The ship in the centre of the composition was identified as a flagship of the Red Squadron - one of the most important command vessels in a Nelsonian battle fleet - and, apart from the impressive array of military shipping on show, the subject was also desirable for showing plenty of topographical details of the Royal Navy dockyards at Portsmouth during the period of the Napoleonic Wars. After lengthy competition on the telephone from an American underbidder, the painting was finally knocked down to an "anonymous buyer" at a sale-topping £82,000 against an estimate of £15,000-25,000.

Overall, this CSK marine sale netted a hammer total of £733,570 from 297 picture lots, 131 of which (33 per cent) were left unsold. This outcome was some way below the pre-sale estimate of £854,355-£1.25m, but, although bidding was highly selective for anything that had been through the marine painting treadmill, there were renewed signs of life in the market for contemporary yachting pictures.
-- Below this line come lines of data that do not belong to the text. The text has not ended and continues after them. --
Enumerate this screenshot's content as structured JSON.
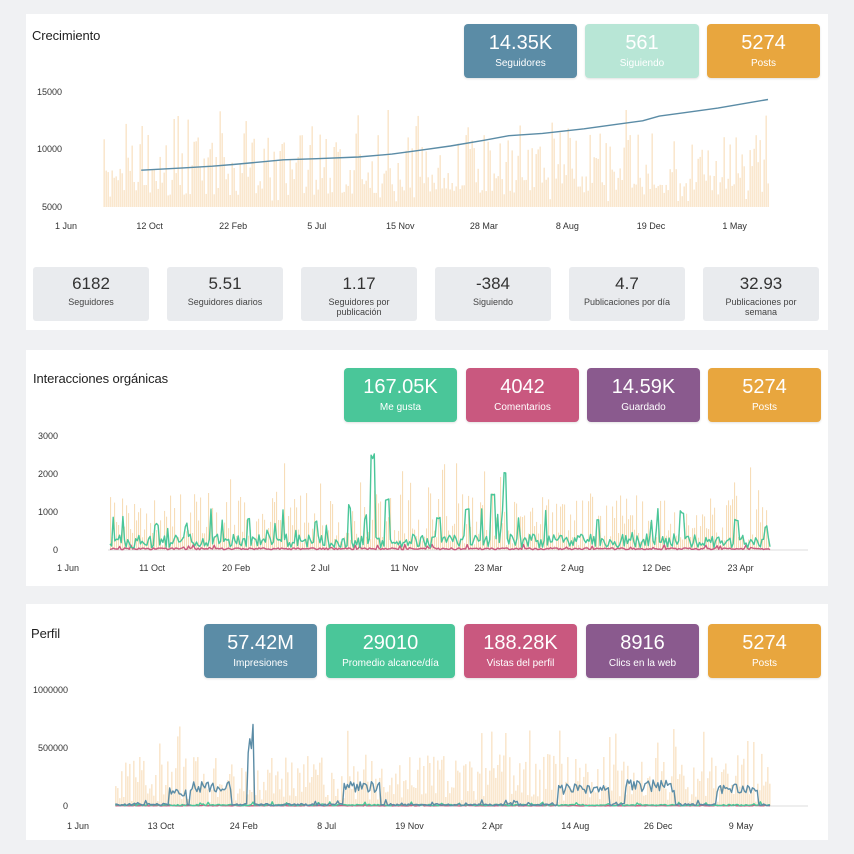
{
  "colors": {
    "blue": "#5b8ca6",
    "mint": "#b8e6d6",
    "orange": "#e8a63e",
    "green": "#4ac699",
    "pink": "#c9587f",
    "purple": "#8a5a8e",
    "bars": "#f7ddb8"
  },
  "growth": {
    "title": "Crecimiento",
    "cards": [
      {
        "value": "14.35K",
        "label": "Seguidores",
        "color": "#5b8ca6"
      },
      {
        "value": "561",
        "label": "Siguiendo",
        "color": "#b8e6d6"
      },
      {
        "value": "5274",
        "label": "Posts",
        "color": "#e8a63e"
      }
    ],
    "summary": [
      {
        "value": "6182",
        "label": "Seguidores"
      },
      {
        "value": "5.51",
        "label": "Seguidores diarios"
      },
      {
        "value": "1.17",
        "label": "Seguidores por publicación"
      },
      {
        "value": "-384",
        "label": "Siguiendo"
      },
      {
        "value": "4.7",
        "label": "Publicaciones por día"
      },
      {
        "value": "32.93",
        "label": "Publicaciones por semana"
      }
    ]
  },
  "interactions": {
    "title": "Interacciones orgánicas",
    "cards": [
      {
        "value": "167.05K",
        "label": "Me gusta",
        "color": "#4ac699"
      },
      {
        "value": "4042",
        "label": "Comentarios",
        "color": "#c9587f"
      },
      {
        "value": "14.59K",
        "label": "Guardado",
        "color": "#8a5a8e"
      },
      {
        "value": "5274",
        "label": "Posts",
        "color": "#e8a63e"
      }
    ]
  },
  "profile": {
    "title": "Perfil",
    "cards": [
      {
        "value": "57.42M",
        "label": "Impresiones",
        "color": "#5b8ca6"
      },
      {
        "value": "29010",
        "label": "Promedio alcance/día",
        "color": "#4ac699"
      },
      {
        "value": "188.28K",
        "label": "Vistas del perfil",
        "color": "#c9587f"
      },
      {
        "value": "8916",
        "label": "Clics en la web",
        "color": "#8a5a8e"
      },
      {
        "value": "5274",
        "label": "Posts",
        "color": "#e8a63e"
      }
    ]
  },
  "chart_data": [
    {
      "type": "line",
      "title": "Crecimiento",
      "x_ticks": [
        "1 Jun",
        "12 Oct",
        "22 Feb",
        "5 Jul",
        "15 Nov",
        "28 Mar",
        "8 Aug",
        "19 Dec",
        "1 May"
      ],
      "x_range": [
        0,
        8.4
      ],
      "y_ticks": [
        "15000",
        "10000",
        "5000"
      ],
      "ylim": [
        5000,
        15000
      ],
      "series": [
        {
          "kind": "line",
          "color": "#5b8ca6",
          "x": [
            0.9,
            1.4,
            1.75,
            2.0,
            2.3,
            2.6,
            3.0,
            3.5,
            3.9,
            4.2,
            4.6,
            5.0,
            5.3,
            5.7,
            6.2,
            6.6,
            6.9,
            7.1,
            7.4,
            7.8,
            8.2,
            8.4
          ],
          "y": [
            8200,
            8400,
            8550,
            8700,
            8900,
            9100,
            9200,
            9350,
            9600,
            9900,
            10300,
            10800,
            11200,
            11400,
            11800,
            12200,
            12500,
            12900,
            13200,
            13600,
            14100,
            14350
          ]
        },
        {
          "kind": "bars",
          "color": "#f7ddb8",
          "x_range": [
            0.45,
            8.4
          ],
          "typical_range": [
            6000,
            11500
          ],
          "max": 13500
        }
      ]
    },
    {
      "type": "line",
      "title": "Interacciones orgánicas",
      "x_ticks": [
        "1 Jun",
        "11 Oct",
        "20 Feb",
        "2 Jul",
        "11 Nov",
        "23 Mar",
        "2 Aug",
        "12 Dec",
        "23 Apr"
      ],
      "x_range": [
        0,
        8.35
      ],
      "y_ticks": [
        "3000",
        "2000",
        "1000",
        "0"
      ],
      "ylim": [
        0,
        3000
      ],
      "series": [
        {
          "kind": "line",
          "color": "#4ac699",
          "x_range": [
            0.5,
            8.35
          ],
          "typical": 300,
          "peaks": [
            [
              1.05,
              700
            ],
            [
              2.15,
              900
            ],
            [
              2.95,
              800
            ],
            [
              3.35,
              1200
            ],
            [
              3.62,
              2550
            ],
            [
              3.8,
              1400
            ],
            [
              4.4,
              900
            ],
            [
              4.75,
              1100
            ],
            [
              5.05,
              1500
            ],
            [
              5.2,
              2050
            ],
            [
              6.3,
              800
            ],
            [
              7.3,
              1050
            ],
            [
              7.95,
              850
            ],
            [
              8.3,
              650
            ]
          ]
        },
        {
          "kind": "line",
          "color": "#c9587f",
          "x_range": [
            0.5,
            8.35
          ],
          "typical": 40
        },
        {
          "kind": "bars",
          "color": "#f7ddb8",
          "x_range": [
            0.5,
            8.35
          ],
          "typical_range": [
            200,
            1500
          ],
          "max": 2300
        }
      ]
    },
    {
      "type": "line",
      "title": "Perfil",
      "x_ticks": [
        "1 Jun",
        "13 Oct",
        "24 Feb",
        "8 Jul",
        "19 Nov",
        "2 Apr",
        "14 Aug",
        "26 Dec",
        "9 May"
      ],
      "x_range": [
        0,
        8.35
      ],
      "y_ticks": [
        "1000000",
        "500000",
        "0"
      ],
      "ylim": [
        0,
        1000000
      ],
      "series": [
        {
          "kind": "line",
          "color": "#5b8ca6",
          "x_range": [
            0.45,
            8.35
          ],
          "typical": 15000,
          "segments": [
            [
              1.1,
              1.3,
              150000
            ],
            [
              1.35,
              1.85,
              200000
            ],
            [
              2.05,
              2.12,
              700000
            ],
            [
              3.2,
              3.65,
              200000
            ],
            [
              5.8,
              6.4,
              180000
            ],
            [
              6.6,
              7.2,
              220000
            ],
            [
              7.7,
              8.2,
              180000
            ]
          ]
        },
        {
          "kind": "line",
          "color": "#4ac699",
          "x_range": [
            0.45,
            8.35
          ],
          "typical": 10000
        },
        {
          "kind": "line",
          "color": "#c9587f",
          "x_range": [
            0.45,
            8.35
          ],
          "typical": 3000
        },
        {
          "kind": "bars",
          "color": "#f7ddb8",
          "x_range": [
            0.45,
            8.35
          ],
          "typical_range": [
            80000,
            450000
          ],
          "max": 700000
        }
      ]
    }
  ]
}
A fresh injection of interest from American buyers was thought to have firmed up the prices for historic yachting subjects by the likes of Stephen J. Renard (b.1943) and Martin Mackrill (b.1962), which have been stagnating for the last year or so. Here at CSK a European private buyer had to go to £22,000 (estimate £10,000-15,000) to see off the opposition for a 3ft 4in x 5ft (1.01 x 1.52m) Martyn Mackrill canvas, bottom right, of the J-class yachts 'Valkyrie (III)' and 'Britannia' racing off Hunter's Quay during the 1895 Clyde Regatta. A slightly smaller Stephen J. Renard canvas of 'Britannia', 'Candida' and 'Astra' racing off the Royal Yacht Squadron, Cowes, in 1928 was another solid performer at an upper estimate £15,000.